I recommend that your program not attempt to meddle with other processes on the computer (unless that is its explicit purpose, e.g. a task manager clone). The computer belongs to the user, and he may not value your program more highly than all others.
Addendum:
For the emergency situation described in the comments, I would look at possible solutions along these lines:
How does the third party application normally get started and stopped? Am I permitted to close it the same way? If it is a service, the Service Control Manager can stop it. If it is a regular application, sending an escape keystroke (with SendInput() perhaps) or WM_CLOSE message to its main window may work.

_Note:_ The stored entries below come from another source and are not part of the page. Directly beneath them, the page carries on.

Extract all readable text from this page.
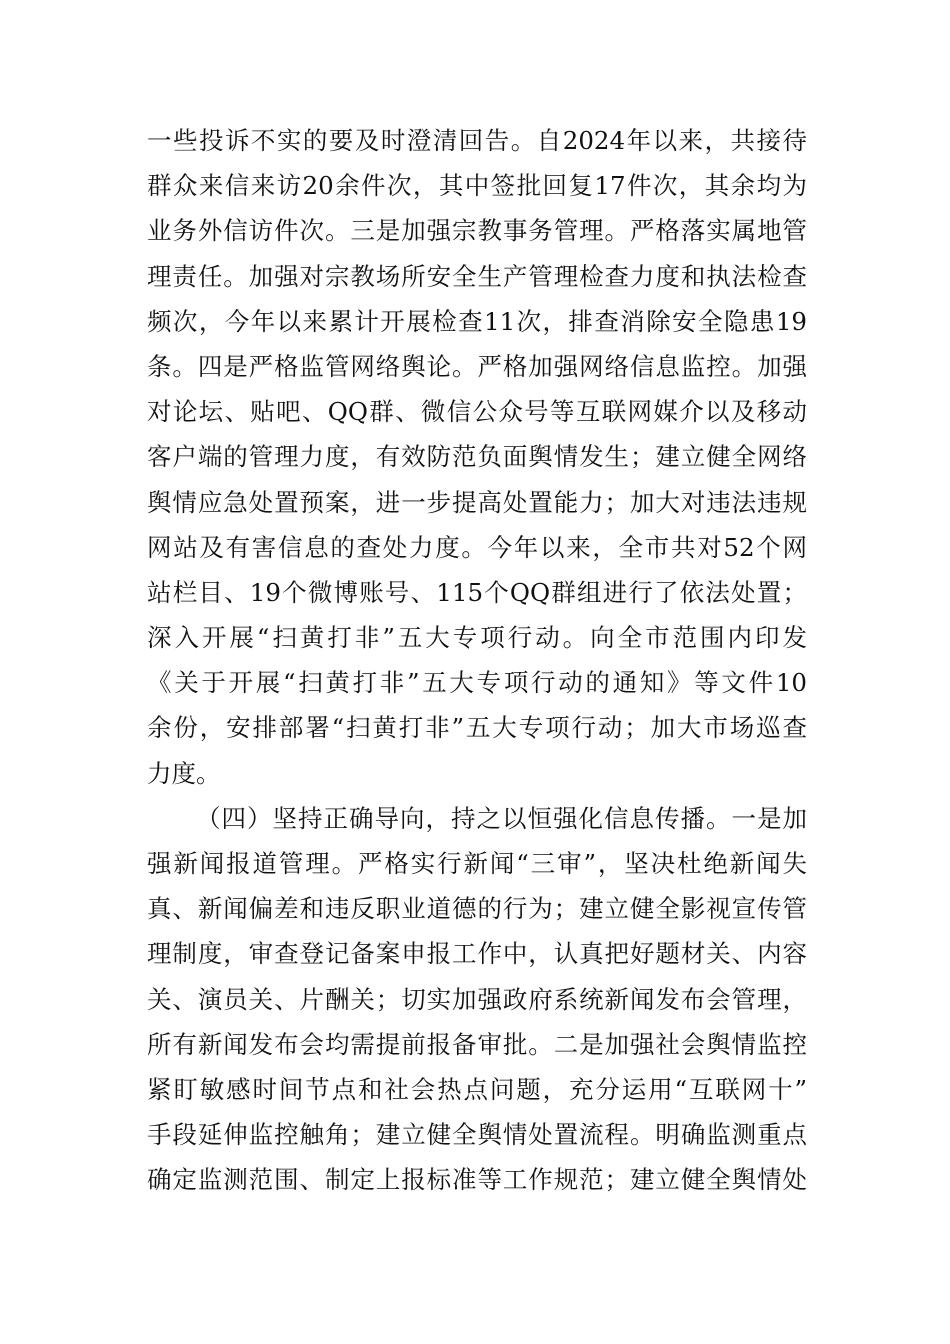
一些投诉不实的要及时澄清回告。自2024年以来，共接待
群众来信来访20余件次，其中签批回复17件次，其余均为
业务外信访件次。三是加强宗教事务管理。严格落实属地管
理责任。加强对宗教场所安全生产管理检查力度和执法检查
频次，今年以来累计开展检查11次，排查消除安全隐患19
条。四是严格监管网络舆论。严格加强网络信息监控。加强
对论坛、贴吧、QQ群、微信公众号等互联网媒介以及移动
客户端的管理力度，有效防范负面舆情发生；建立健全网络
舆情应急处置预案，进一步提高处置能力；加大对违法违规
网站及有害信息的查处力度。今年以来，全市共对52个网
站栏目、19个微博账号、115个QQ群组进行了依法处置；
深入开展“扫黄打非”五大专项行动。向全市范围内印发
《关于开展“扫黄打非”五大专项行动的通知》等文件10
余份，安排部署“扫黄打非”五大专项行动；加大市场巡查
力度。
（四）坚持正确导向，持之以恒强化信息传播。一是加
强新闻报道管理。严格实行新闻“三审”，坚决杜绝新闻失
真、新闻偏差和违反职业道德的行为；建立健全影视宣传管
理制度，审查登记备案申报工作中，认真把好题材关、内容
关、演员关、片酬关；切实加强政府系统新闻发布会管理，
所有新闻发布会均需提前报备审批。二是加强社会舆情监控
紧盯敏感时间节点和社会热点问题，充分运用“互联网十”
手段延伸监控触角；建立健全舆情处置流程。明确监测重点
确定监测范围、制定上报标准等工作规范；建立健全舆情处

If I can't close it nicely, am I permitted to kill it? If so, TerminateProcess() should work.
If I absolutely have to leave the other process running, I would try to see if I can programmatically invoke fast user switching to take me to a different session (in which there will be no competing topmost windows). I don't know where in the API to start with this one. (Peter Ruderman suggests SwitchDesktop() for this purpose in his answer.)
You can use the Process class to start flash.exe directly - and use an appropriate ProcessStartInfo settings to show the window in a hidden state - or with a WindowStyle of hidden or minimized.
You could also consider using the SetWindowsHookEx API to intercept the process start API calls, and when the process is flash.exe run some code to restore you window to top-most status.
Matthew's answer is excellent, but I suspect you may be asking the wrong question. Why does your application need to be topmost? If you're trying to create a kiosk or some such, then topmost is not the way to go.
Edit: After reading your response to Matthew's comment, I'd suggest creating a new desktop and switching to it before displaying your alert. (See CreateDesktop and SwitchDesktop in MSDN.)